Final endowment tax rules tailor the policy for colleges
Dive Brief:
- The IRS and the U.S. Department of the Treasury issued final rules for how they will implement the so-called endowment tax on private universities that the 2017 Tax Cuts and Jobs Act established.
- The tax applies a 1.4% levy to the net investment income of private colleges and universities that enroll at least 500 tuition-paying students and whose endowments are valued at $500,000 or more per student.
- The final rules include changes from interim rules posted last year that at least two higher education groups say could benefit colleges.
Dive Insight:
Private colleges pushed back on the tax, and industry groups pressed for exemptions. The final rules, which have yet to be published in the Federal Register, show the sector gained at least some ground.
“Despite the fact that most schools don’t want to pay this tax, the final rule looks to be fairly good news in a time that we are seeing a lot of uncertainty and disruptions on college campuses,” said Liz Clark, vice president for policy and research at the National Association of College and University Business Officers (NACUBO). NACUBO, which commented on the proposed rule, estimates several dozen institutions are paying the tax and more will join the list over time, Clark said.

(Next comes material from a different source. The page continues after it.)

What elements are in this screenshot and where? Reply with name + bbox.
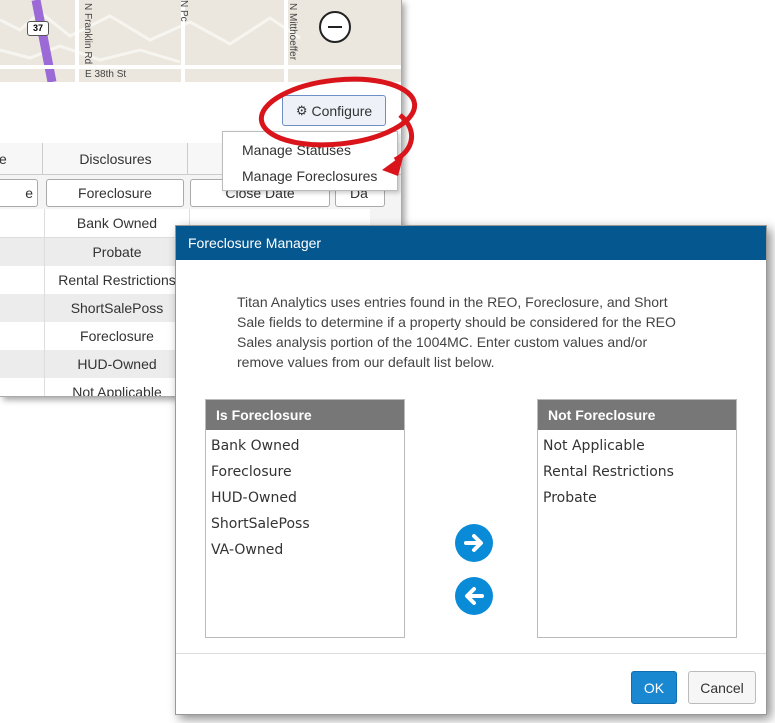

The new rules draw a clearer distinction between private colleges and private foundations, the group the legislation intended to treat them more like. Private foundations were being taxed before the 2017 law passed.
One way the rule carves out space for postsecondary institutions is by excluding certain types of income from being taxed — among them, interest income from student loans issued by the institution, revenue from student and employee housing, and royalties from intellectual property.
While private foundations tend to have a narrow mission and distribute their assets as grants, colleges have a broader scope, said Steven Bloom, assistant vice president for government relations at the American Council on Education, which undersigned NACUBO’s comment. That includes physical plants, managing housing, and providing grants to thousands of students, he added.
As such, while the terms are narrow for what income private foundations can deduct, the final endowment rules have widened them for colleges to say that certain income is advancing their educational mission, Bloom said.
Changes to the rules also give schools “more room” to demonstrate how much cash they need to have on hand to effectively run the institution, Clark said.
And they clarify which institutions qualify for the tax. Colleges enrolling 500 or more tuition-paying students fall under the tax’s purview. But while the proposal defined “tuition-paying” as paying any tuition or fees to attend the school, the final version excludes federal scholarships and grants, including the Pell Grant, as a form of tuition payment.
These changes may not have a major impact on the colleges subject to the tax, which was designed to apply “pretty narrowly” to institutions with the largest endowments, said Charlie Eaton, a sociology professor at the University of California, Merced, who studies endowments.
For instance, he’s skeptical those schools enroll enough low-income students — who would be more likely to qualify for federal aid — for the changes around what tuition income counts to matter.
And the new exemptions to taxable income aren’t typically what people would think of as endowment revenue, he added.